Eric D. Schabell: Mastering Fluent Bit: Developers Guide to Monitoring Health Metrics with Prometheus

This series is a general purpose getting started guide for those of us wanting to learn about the Cloud Native Computing Foundation (CNCF) project Fluent Bit.

Each article in this series addresses a single topic by providing insights into what the topic is, why we are interested in exploring that topic, where to get started with the topic, and how to get hands-on with learning about the topic as it relates to the Fluent Bit project.

The idea is that each article can stand on its own, but that they also lead down a path that slowly increases our abilities to implement solutions with Fluent Bit telemetry pipelines.

Let's take a look at the topic of this article, integrating Fluent Bit with Prometheus. In case you missed the previous article, check out the developer guide to routing metrics to Prometheus where you explore how to collect and direct metrics telemetry data to your Prometheus instance.

This article will continue our hands-on exploration of Prometheus integration, helping developers leverage Fluent Bit's powerful metrics capabilities. We'll look at the second of three essential patterns for integrating Fluent Bit with Prometheus in your observability infrastructure.

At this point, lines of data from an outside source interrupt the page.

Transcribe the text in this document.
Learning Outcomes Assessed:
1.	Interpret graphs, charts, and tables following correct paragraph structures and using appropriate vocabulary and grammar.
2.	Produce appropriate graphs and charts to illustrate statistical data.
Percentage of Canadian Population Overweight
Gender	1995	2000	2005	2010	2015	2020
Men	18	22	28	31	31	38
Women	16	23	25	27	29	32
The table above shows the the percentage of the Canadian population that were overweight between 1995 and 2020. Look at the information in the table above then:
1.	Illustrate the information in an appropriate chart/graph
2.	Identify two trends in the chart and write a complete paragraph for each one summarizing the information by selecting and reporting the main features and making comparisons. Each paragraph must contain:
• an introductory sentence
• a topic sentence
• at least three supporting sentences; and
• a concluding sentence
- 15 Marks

All examples in this article have been done on OSX and are assuming the reader is able to convert the actions shown here to their own local machines.

Integrating with Prometheus?

Before diving into the hands-on examples, let's understand why Prometheus integration matters for Fluent Bit users. Prometheus is the de facto standard for metrics collection and monitoring in cloud native environments. It's another CNCF graduated project that provides a time-series database optimized for operational monitoring. The combination of Fluent Bit's lightweight, high-throughput telemetry pipeline with Prometheus's battle-tested metrics storage creates a powerful observability solution.

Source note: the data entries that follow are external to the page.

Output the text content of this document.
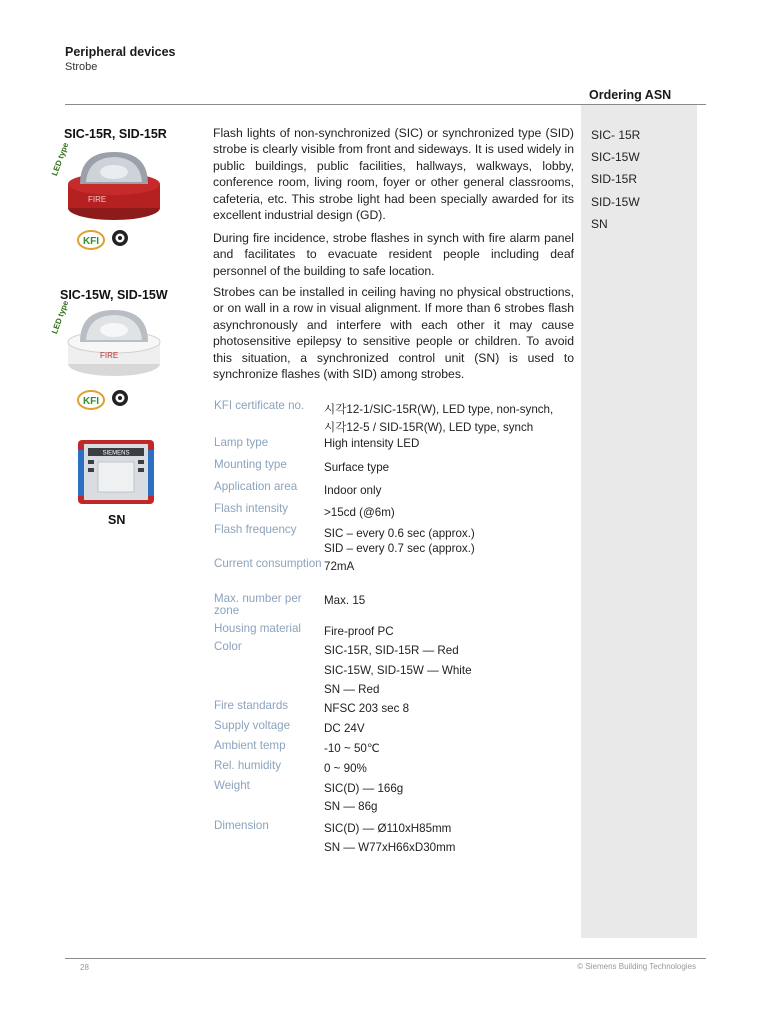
Peripheral devices
Strobe
Ordering ASN
SIC- 15R
SIC-15W
SID-15R
SID-15W
SN
SIC-15R, SID-15R
FIRE
LED type
KFI
SIC-15W, SID-15W
FIRE
LED type
KFI
SIEMENS
SN

Flash lights of non-synchronized (SIC) or synchronized type (SID) strobe is clearly visible from front and sideways. It is used widely in public buildings, public facilities, hallways, walkways, lobby, conference room, living room, foyer or other general classrooms, cafeteria, etc. This strobe light had been specially awarded for its excellent industrial design (GD).

During fire incidence, strobe flashes in synch with fire alarm panel and facilitates to evacuate resident people including deaf personnel of the building to safe location.

Strobes can be installed in ceiling having no physical obstructions, or on wall in a row in visual alignment. If more than 6 strobes flash asynchronously and interfere with each other it may cause photosensitive epilepsy to sensitive people or children. To avoid this situation, a synchronized control unit (SN) is used to synchronize flashes (with SID) among strobes.

KFI certificate no.	시각12-1/SIC-15R(W), LED type, non-synch,
시각12-5 / SID-15R(W), LED type, synch
Lamp type	High intensity LED
Mounting type	Surface type
Application area	Indoor only
Flash intensity	>15cd (@6m)
Flash frequency	SIC – every 0.6 sec (approx.)
SID – every 0.7 sec (approx.)
Current consumption 72mA
Max. number per zone
Max. 15
Housing material	Fire-proof PC
Color	SIC-15R, SID-15R — Red
SIC-15W, SID-15W — White
SN — Red
Fire standards	NFSC 203 sec 8
Supply voltage	DC 24V
Ambient temp	-10 ~ 50℃
Rel. humidity	0 ~ 90%
Weight	SIC(D) — 166g
SN — 86g
Dimension	SIC(D) — Ø110xH85mm
SN — W77xH66xD30mm
28	© Siemens Building Technologies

Fluent Bit provides several ways to integrate with Prometheus, the first of which we covered in the previous article. In this article we'll explore Fluent Bit monitoring itself and exposing internal pipeline metrics, giving you visibility into the health and performance of your telemetry infrastructure. Understanding how your telemetry pipeline is performing is critical for maintaining reliable observability.

The third and final way to integrate with Prometheus is to use Fluent Bit can act as a metrics proxy, scraping metrics from various sources and forwarding them to Prometheus. This is particularly useful when you need to aggregate metrics from multiple sources or transform them before they reach Prometheus. This will be explored in a future article.

Let's dive into the second pattern, exposing internal telemetry pipeline metrics to Prometheus.

Where to get started

You should have explored the previous articles in this series to install and get started with Fluent Bit on your developer local machine, either using the source code or container images. Links at the end of this article will point you to a free hands-on workshop that lets you explore more of Fluent Bit in detail.

You can verify that you have a functioning installation by testing your Fluent Bit, either using a source installation or a container installation as shown below:

# For source installation.

$ fluent-bit -i dummy -o stdout

# For container installation.

$ podman run -ti ghcr.io/fluent/fluent-bit:4.2.2 -i dummy -o stdout

...

[0] dummy.0: [[1753105021.031338000, {}], {"message"=>"dummy"}]
[0] dummy.0: [[1753105022.033205000, {}], {"message"=>"dummy"}]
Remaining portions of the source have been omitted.